Re: [RFC][PATCHv3 0/6] printk: use printk_safe to handle printk() recursive calls

From: Sergey Senozhatsky
Date: Tue Oct 18 2016 - 21:54:16 EST

On (10/18/16 19:07), Peter Zijlstra wrote:
> > This patch set extends a lock-less NMI per-cpu buffers idea to
> > handle recursive printk() calls. The basic mechanism is pretty much the
> > same -- at the beginning of a deadlock-prone section we switch to lock-less
> > printk callback, and return back to a default printk implementation at the
> > end; the messages are getting flushed to a logbuf buffer from a safer
> > context.
> So I think you're not taking this far enough. You've also missed an
> entire class of deadlocks.

yes. this patch set addresses only printk() recursion. printk deadlocks
in general are much more complicated and basically we don't even know
how many locks we are about to take every time we call printk() (there
may be serial console locks, etc we never know in advance).

> The first is that you still keep the logbuf. Having this global
> serialized thing is a source of fail. It would be much better to only
> keep per cpu stuff. _OR_ at the very least make the logbuf itself
> lockfree. So generate the printk entry local (so we know its size) then
> atomically reserve the logbuf entry and copy it over.

logbuf spin_lock is not the only problematic lock. we _at least_
have console sem spin_lock and rq spin_lock:

> The entire class of deadlocks you've missed is that console->write() is
> a piece of crap too ;-) Even the bog standard 8250 serial console driver
> can do wakeups.

yes. well, I didn't exactly "miss" it. I just don't have any working
solution for those locks yet. so things like

spin_lock_irqsave(&port->lock) // lock the output port
!! WARN() or pr_err() or printk()
/* console_trylock() */
spin_lock_irqsave(&port->lock) // already locked

are out of this patch set's scope. another class of deadlocks is when we
call printk under one of the locks that printk() can take later in order
to print the message.

so in this particular patch set I make "printk() -> $FOO -> printk()" less
damaging. which is just a first step.

we are also looking at things like might_printk()

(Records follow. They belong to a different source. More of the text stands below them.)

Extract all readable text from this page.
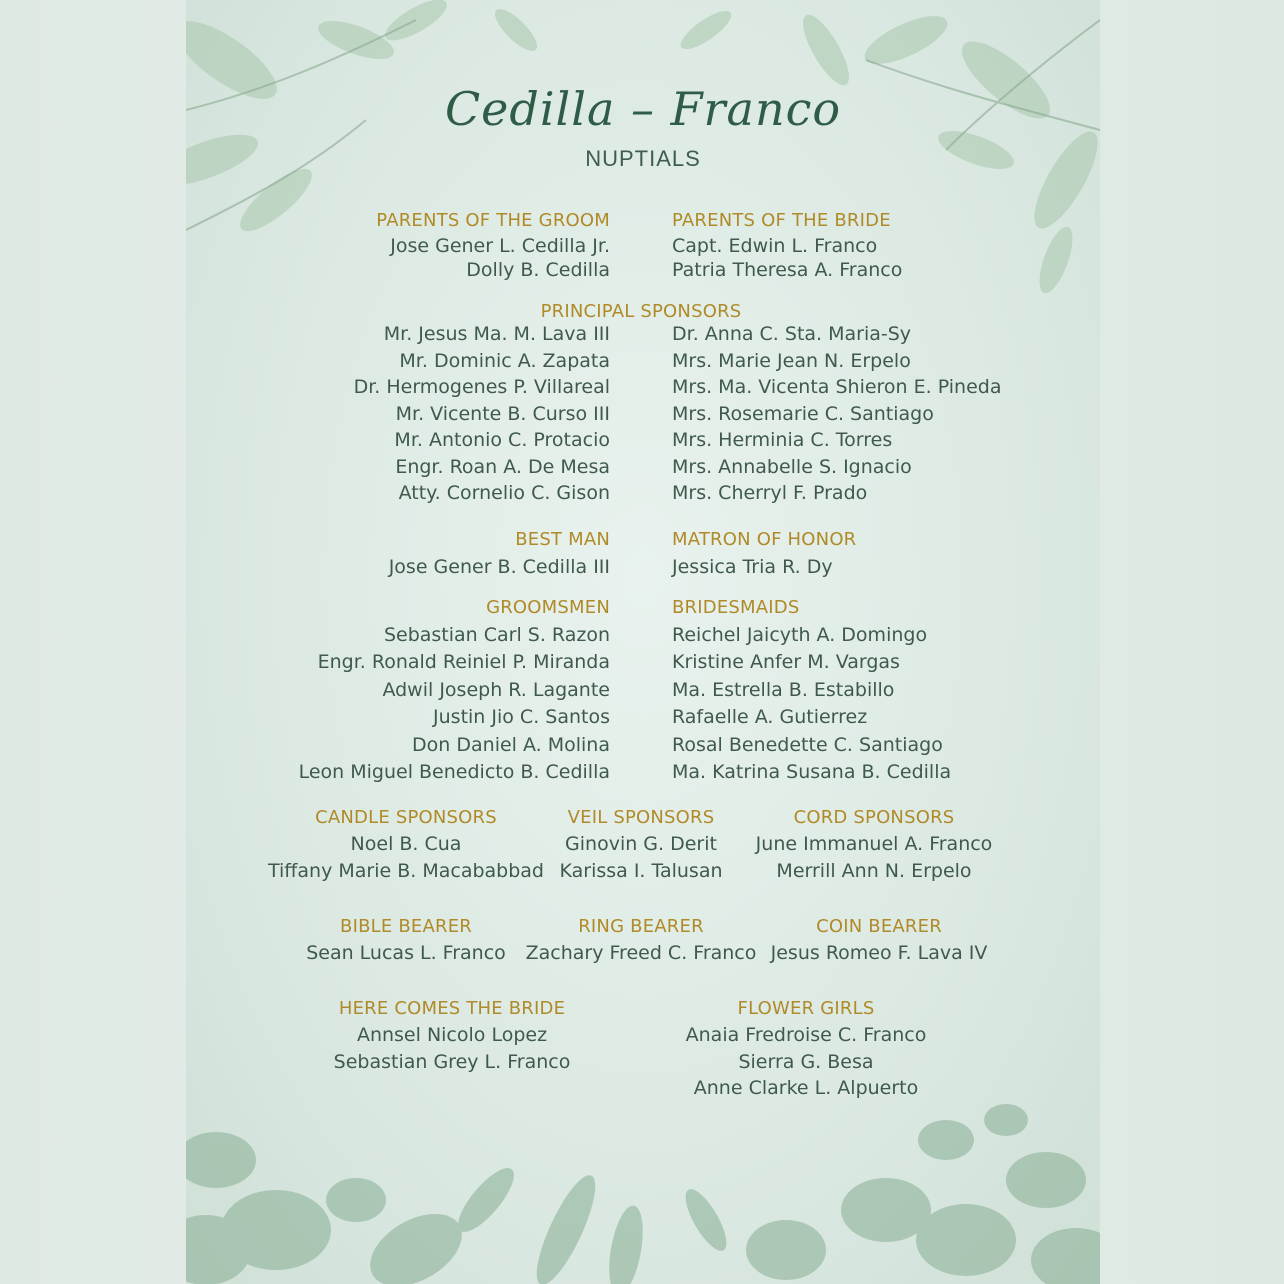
Cedilla – Franco
NUPTIALS
PARENTS OF THE GROOM
Jose Gener L. Cedilla Jr.
Dolly B. Cedilla
PARENTS OF THE BRIDE
Capt. Edwin L. Franco
Patria Theresa A. Franco
PRINCIPAL SPONSORS
Mr. Jesus Ma. M. Lava III
Mr. Dominic A. Zapata
Dr. Hermogenes P. Villareal
Mr. Vicente B. Curso III
Mr. Antonio C. Protacio
Engr. Roan A. De Mesa
Atty. Cornelio C. Gison
Dr. Anna C. Sta. Maria-Sy
Mrs. Marie Jean N. Erpelo
Mrs. Ma. Vicenta Shieron E. Pineda
Mrs. Rosemarie C. Santiago
Mrs. Herminia C. Torres
Mrs. Annabelle S. Ignacio
Mrs. Cherryl F. Prado
BEST MAN
Jose Gener B. Cedilla III
MATRON OF HONOR
Jessica Tria R. Dy
GROOMSMEN
Sebastian Carl S. Razon
Engr. Ronald Reiniel P. Miranda
Adwil Joseph R. Lagante
Justin Jio C. Santos
Don Daniel A. Molina
Leon Miguel Benedicto B. Cedilla
BRIDESMAIDS
Reichel Jaicyth A. Domingo
Kristine Anfer M. Vargas
Ma. Estrella B. Estabillo
Rafaelle A. Gutierrez
Rosal Benedette C. Santiago
Ma. Katrina Susana B. Cedilla
CANDLE SPONSORS
Noel B. Cua
Tiffany Marie B. Macababbad
VEIL SPONSORS
Ginovin G. Derit
Karissa I. Talusan
CORD SPONSORS
June Immanuel A. Franco
Merrill Ann N. Erpelo
BIBLE BEARER
Sean Lucas L. Franco
RING BEARER
Zachary Freed C. Franco
COIN BEARER
Jesus Romeo F. Lava IV
HERE COMES THE BRIDE
Annsel Nicolo Lopez
Sebastian Grey L. Franco
FLOWER GIRLS
Anaia Fredroise C. Franco
Sierra G. Besa
Anne Clarke L. Alpuerto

and even extending the lockdep

not to miss out a DEFERRED_WARN patch set...
//hm, I can't find it online

Subject: [RFC 0/5] printk: Implement WARN_*DEFERRED()
Message-Id: <1474992135-14777-1-git-send-email-pmladek@xxxxxxxx>

> See for example:

interesting idea.

> I've entirely given up on printk(), I'll post the 3 patches I carry to
> make things work for me.

yes, printk is surprisingly fragile and, some would _probably_
even say, broken.

a) we have numerous scenarios when it can deadlock
b) we have numerous scenarios when it can soft-lockup/hard-lockup the system
c) we don't have a bullet proof panic printk. zap_locks() resets
logbuf and console_sem, but there may be serial console locks/etc.